When we saw the stage cleared after the opening act– removing every wire, cord and ground cover, we knew that they were preparing to let loose on the stage with their signature dancing while playing and that’s exactly what took place! In most every song we had Leo’s fancy footwork, Josh’s fast-paced style of moving around as he performs— often times placing himself at the very edge of the stage tooting directly above the audience, Josh’s trombone slide jetting out far past the second row of the audience while leaning over the edge of the stage with condensation literally spitting out of his instrument right above our heads.
What has been common or traditional for most brass brands really doesn’t apply to these guys! You can see this in the young faces in the crowd who are bouncing and dancing with jubilant exhilaration as if it they were in a dance club. You can also sense how they are reformulating the brass band standard by the variety of different music they incorporate into their shows –from originals like “Connie” to old standards “Stand by Me” and then fan favorites “Problem” and “Coco”. Such uniqueness, paired with their endless pursuit of playing everywhere from subways to street corners, spreading their energy has proved fruitful with their first sold out show at the legendary venue.
Throughout the evening each performer had an instrumental moment in the spotlight. Highlights included Leo P on baritone sax and Daro switching to a bass clarinet accompanied by Charles on the drums for an improvised piece they called “Junkyard”. Another definite highpoint was Buyo’s moment to shine during the brilliant track—“Buyo”.
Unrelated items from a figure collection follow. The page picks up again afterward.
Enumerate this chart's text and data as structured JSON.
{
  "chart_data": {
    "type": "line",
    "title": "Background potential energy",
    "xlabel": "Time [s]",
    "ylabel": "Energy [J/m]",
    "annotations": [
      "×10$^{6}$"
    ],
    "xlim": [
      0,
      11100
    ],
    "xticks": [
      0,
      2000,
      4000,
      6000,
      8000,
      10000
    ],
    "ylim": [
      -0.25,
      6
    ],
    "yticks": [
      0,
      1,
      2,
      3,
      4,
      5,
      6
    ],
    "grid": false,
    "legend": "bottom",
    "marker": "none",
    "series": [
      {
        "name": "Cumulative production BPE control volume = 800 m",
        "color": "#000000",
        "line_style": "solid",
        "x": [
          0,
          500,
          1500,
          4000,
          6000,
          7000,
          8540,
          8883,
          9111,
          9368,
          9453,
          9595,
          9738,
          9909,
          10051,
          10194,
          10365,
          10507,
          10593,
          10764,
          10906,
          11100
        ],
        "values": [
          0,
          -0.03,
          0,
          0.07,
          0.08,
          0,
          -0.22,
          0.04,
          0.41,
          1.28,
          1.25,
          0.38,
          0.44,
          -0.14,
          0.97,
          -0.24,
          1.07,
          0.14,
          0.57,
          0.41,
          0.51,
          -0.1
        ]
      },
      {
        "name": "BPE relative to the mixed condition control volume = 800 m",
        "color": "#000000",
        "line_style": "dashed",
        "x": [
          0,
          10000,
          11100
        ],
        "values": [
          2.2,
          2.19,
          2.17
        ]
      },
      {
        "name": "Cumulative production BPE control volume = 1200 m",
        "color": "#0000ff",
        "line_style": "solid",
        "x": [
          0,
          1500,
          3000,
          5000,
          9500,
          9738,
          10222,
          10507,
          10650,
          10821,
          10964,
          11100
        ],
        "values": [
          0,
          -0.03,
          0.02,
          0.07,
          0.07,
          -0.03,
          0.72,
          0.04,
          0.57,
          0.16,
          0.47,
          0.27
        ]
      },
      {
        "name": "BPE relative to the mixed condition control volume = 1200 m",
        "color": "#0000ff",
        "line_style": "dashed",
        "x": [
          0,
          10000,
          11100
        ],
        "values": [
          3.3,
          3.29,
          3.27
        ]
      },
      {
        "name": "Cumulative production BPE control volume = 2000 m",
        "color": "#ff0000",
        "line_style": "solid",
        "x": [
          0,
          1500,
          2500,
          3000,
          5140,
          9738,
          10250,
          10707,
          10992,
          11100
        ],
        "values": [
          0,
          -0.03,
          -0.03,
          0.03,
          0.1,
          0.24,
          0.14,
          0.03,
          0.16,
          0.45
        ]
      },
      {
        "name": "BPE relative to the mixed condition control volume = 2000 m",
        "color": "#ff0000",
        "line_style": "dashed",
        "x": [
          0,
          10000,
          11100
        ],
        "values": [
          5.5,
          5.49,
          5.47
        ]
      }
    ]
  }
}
As a treat to the band’s enormous social media following, Holcomb handed over his cell phone to a member of the audience and had him film a few songs as they were streamed live via Facebook. They’re still posted so you can see them, and you might also even see me in there somewhere! Just another way they are innovating and using the tools that have helped them spread their eagerness for boundless live music.
I have seen firsthand that the pleasure of a Lucky Chops concert is more than just experiencing great music. It is the feeling of liveliness that you carry forward, but not from just the soulful blast of the horns, but also from the smiles coming from under the sousaphone’s bell in Buyo’s face,
the impressive foot work of Leo P, and the dynamism of Josh as he leaps from each corner of the stage. They all give their very most in ensuring everyone is having an enjoyable and memorable time, one that easily and thankfully carries them through the days that follow.